History is a long narrative – something many observers have lost sight of in analysing current events in the Middle East. In the past, for example, great periods of transition in the region incubated new leaders and new movements whose impact was only felt years, even decades, later. I was reminded of this by Ayhan Aktar, a blunt, ebullient Turkish sociologist who made himself unpopular in Turkey by publishing the biography of an Armenian artillery officer and decorated war hero of the battle for Gallipoli in World War I.
Over dinner in Istanbul in early 2017 we talked about the emergence of modern Turkey from the crumbling Ottoman Empire. Aktar observed that history is often the story of unintended consequences and unexpected career paths. He noted, for example, that in the late nineteenth century Sultan Abdul Hamid II, desperate to inject new vigour into the Ottoman state, ‘opened up education to smart middle-class kids like Enver Pasha and Mustafa Kemal because the existing elite was corrupt and spoiled and it was this class that took over’.³
But it was these empowered kids from the Ottoman middle classes who eventually delivered the Empire its death blows. In 1908, Enver Pasha led the Young Turk revolt that turned Turkey into a constitutional monarchy and stoked Turkish nationalism. Mustafa Kemal, known more famously as Ataturk, completed the transformation, founding the modern Turkish republic in 1923.

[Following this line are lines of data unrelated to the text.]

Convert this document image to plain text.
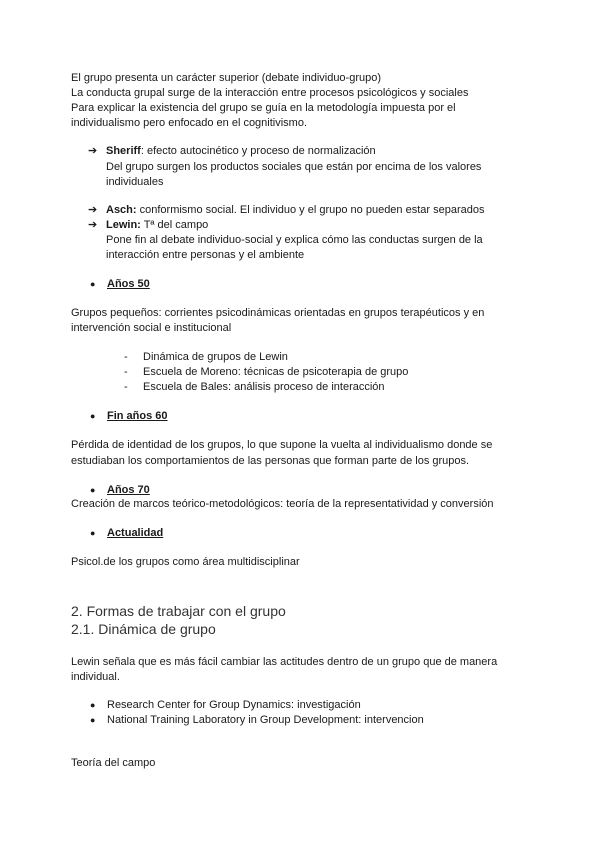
El grupo presenta un carácter superior (debate individuo-grupo)
La conducta grupal surge de la interacción entre procesos psicológicos y sociales
Para explicar la existencia del grupo se guía en la metodología impuesta por el
individualismo pero enfocado en el cognitivismo.
➔ Sheriff: efecto autocinético y proceso de normalización
Del grupo surgen los productos sociales que están por encima de los valores
individuales
➔ Asch: conformismo social. El individuo y el grupo no pueden estar separados
➔ Lewin: Tª del campo
Pone fin al debate individuo-social y explica cómo las conductas surgen de la
interacción entre personas y el ambiente
● Años 50
Grupos pequeños: corrientes psicodinámicas orientadas en grupos terapéuticos y en
intervención social e institucional
- Dinámica de grupos de Lewin
- Escuela de Moreno: técnicas de psicoterapia de grupo
- Escuela de Bales: análisis proceso de interacción
● Fin años 60
Pérdida de identidad de los grupos, lo que supone la vuelta al individualismo donde se
estudiaban los comportamientos de las personas que forman parte de los grupos.
● Años 70
Creación de marcos teórico-metodológicos: teoría de la representatividad y conversión
● Actualidad
Psicol.de los grupos como área multidisciplinar
2. Formas de trabajar con el grupo
2.1. Dinámica de grupo
Lewin señala que es más fácil cambiar las actitudes dentro de un grupo que de manera
individual.
● Research Center for Group Dynamics: investigación
● National Training Laboratory in Group Development: intervencion
Teoría del campo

Likewise, those who led the Arab uprisings were often veterans of earlier – and usually unsuccessful – campaigns of civic protest. In Tunisia, for example, the young people who campaigned against internet censorship in the mid-to-late 2000s went on to play key roles in the Tunisian uprising. In Egypt, leaders of the April 6 Youth Movement, which played a prominent role in the 2011 revolt, had either participated in the Kefaya movement in the mid-2000s, which sought to prevent President Hosni Mubarak handing power to his son, or in labour protests in the late 2000s.

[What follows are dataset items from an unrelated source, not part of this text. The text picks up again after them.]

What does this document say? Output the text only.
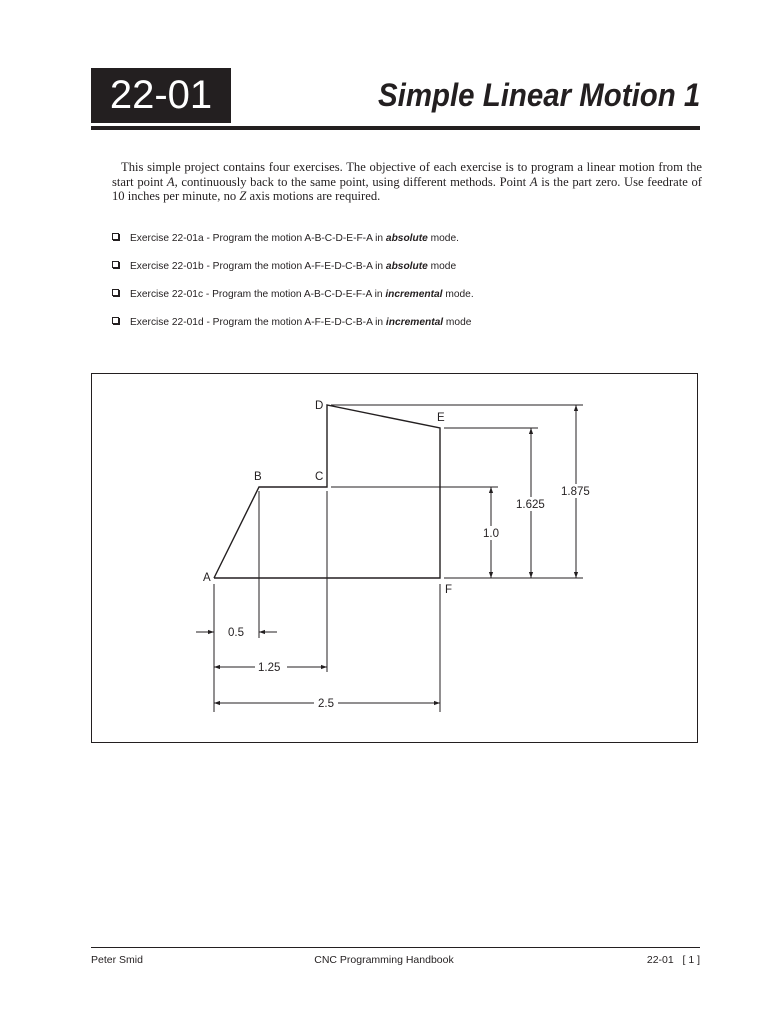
22-01	Simple Linear Motion 1
This simple project contains four exercises. The objective of each exercise is to program a linear motion from the start point A, continuously back to the same point, using different methods. Point A is the part zero. Use feedrate of 10 inches per minute, no Z axis motions are required.
Exercise 22-01a - Program the motion A-B-C-D-E-F-A in absolute mode.
Exercise 22-01b - Program the motion A-F-E-D-C-B-A in absolute mode
Exercise 22-01c - Program the motion A-B-C-D-E-F-A in incremental mode.
Exercise 22-01d - Program the motion A-F-E-D-C-B-A in incremental mode
A
B	C
D
E
F
0.5
1.25
2.5
1.0
1.625
1.875
Peter Smid	CNC Programming Handbook	22-01   [ 1 ]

Rather than rushing to quick judgements, therefore, it seems more prudent to look for the early buds of the region’s future. This is the focus of Part II of this Paper. It will, however, concentrate on the good things that are emerging – the ‘green shoots’. So much commentary is focused on what is going wrong in the Middle East that it seems worth spending some time focused on what may well end up going right.

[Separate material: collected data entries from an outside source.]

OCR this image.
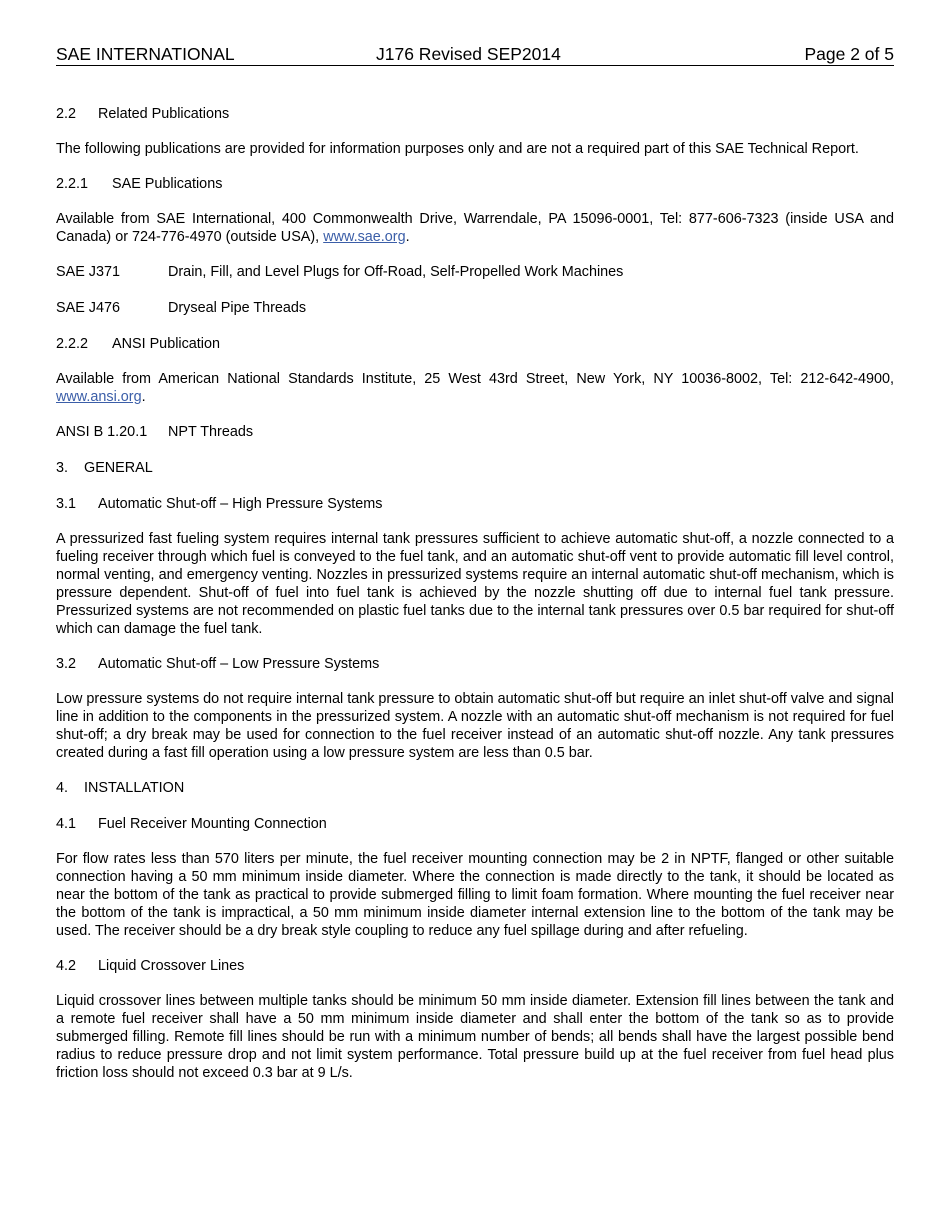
SAE INTERNATIONAL	J176 Revised SEP2014	Page 2 of 5

2.2 Related Publications

The following publications are provided for information purposes only and are not a required part of this SAE Technical Report.

2.2.1 SAE Publications

Available from SAE International, 400 Commonwealth Drive, Warrendale, PA 15096-0001, Tel: 877-606-7323 (inside USA and Canada) or 724-776-4970 (outside USA), www.sae.org.

SAE J371	Drain, Fill, and Level Plugs for Off-Road, Self-Propelled Work Machines

SAE J476	Dryseal Pipe Threads

2.2.2 ANSI Publication

Available from American National Standards Institute, 25 West 43rd Street, New York, NY 10036-8002, Tel: 212-642-4900, www.ansi.org.

ANSI B 1.20.1 NPT Threads

3. GENERAL

3.1 Automatic Shut-off – High Pressure Systems

A pressurized fast fueling system requires internal tank pressures sufficient to achieve automatic shut-off, a nozzle connected to a fueling receiver through which fuel is conveyed to the fuel tank, and an automatic shut-off vent to provide automatic fill level control, normal venting, and emergency venting. Nozzles in pressurized systems require an internal automatic shut-off mechanism, which is pressure dependent. Shut-off of fuel into fuel tank is achieved by the nozzle shutting off due to internal fuel tank pressure. Pressurized systems are not recommended on plastic fuel tanks due to the internal tank pressures over 0.5 bar required for shut-off which can damage the fuel tank.

3.2 Automatic Shut-off – Low Pressure Systems

Low pressure systems do not require internal tank pressure to obtain automatic shut-off but require an inlet shut-off valve and signal line in addition to the components in the pressurized system. A nozzle with an automatic shut-off mechanism is not required for fuel shut-off; a dry break may be used for connection to the fuel receiver instead of an automatic shut-off nozzle. Any tank pressures created during a fast fill operation using a low pressure system are less than 0.5 bar.

4. INSTALLATION

4.1 Fuel Receiver Mounting Connection

For flow rates less than 570 liters per minute, the fuel receiver mounting connection may be 2 in NPTF, flanged or other suitable connection having a 50 mm minimum inside diameter. Where the connection is made directly to the tank, it should be located as near the bottom of the tank as practical to provide submerged filling to limit foam formation. Where mounting the fuel receiver near the bottom of the tank is impractical, a 50 mm minimum inside diameter internal extension line to the bottom of the tank may be used. The receiver should be a dry break style coupling to reduce any fuel spillage during and after refueling.

4.2 Liquid Crossover Lines

Liquid crossover lines between multiple tanks should be minimum 50 mm inside diameter. Extension fill lines between the tank and a remote fuel receiver shall have a 50 mm minimum inside diameter and shall enter the bottom of the tank so as to provide submerged filling. Remote fill lines should be run with a minimum number of bends; all bends shall have the largest possible bend radius to reduce pressure drop and not limit system performance. Total pressure build up at the fuel receiver from fuel head plus friction loss should not exceed 0.3 bar at 9 L/s.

This does not mean that I think the region’s future is inevitably rosy. What I point to are nascent growths that may or may not mature into more sturdy features of the region. There are many forces in the region intent on ensuring these new growths are uprooted. There is also much malign vegetation that competes with the green shoots for room to grow.
Here it is worth referring once more to Claude Rains’ portrayal of Dryden. In an early scene in Lawrence of Arabia, Dryden is trying to convince a British General that Lawrence should be allowed to join the Bedouin forces fighting the Turks. The General is, however, dismissive of the Arab revolt, describing it as ‘a sideshow of a sideshow’. Before he can finish his harangue, Dryden interjects gently but forcefully: ‘Big things have small beginnings . . .’.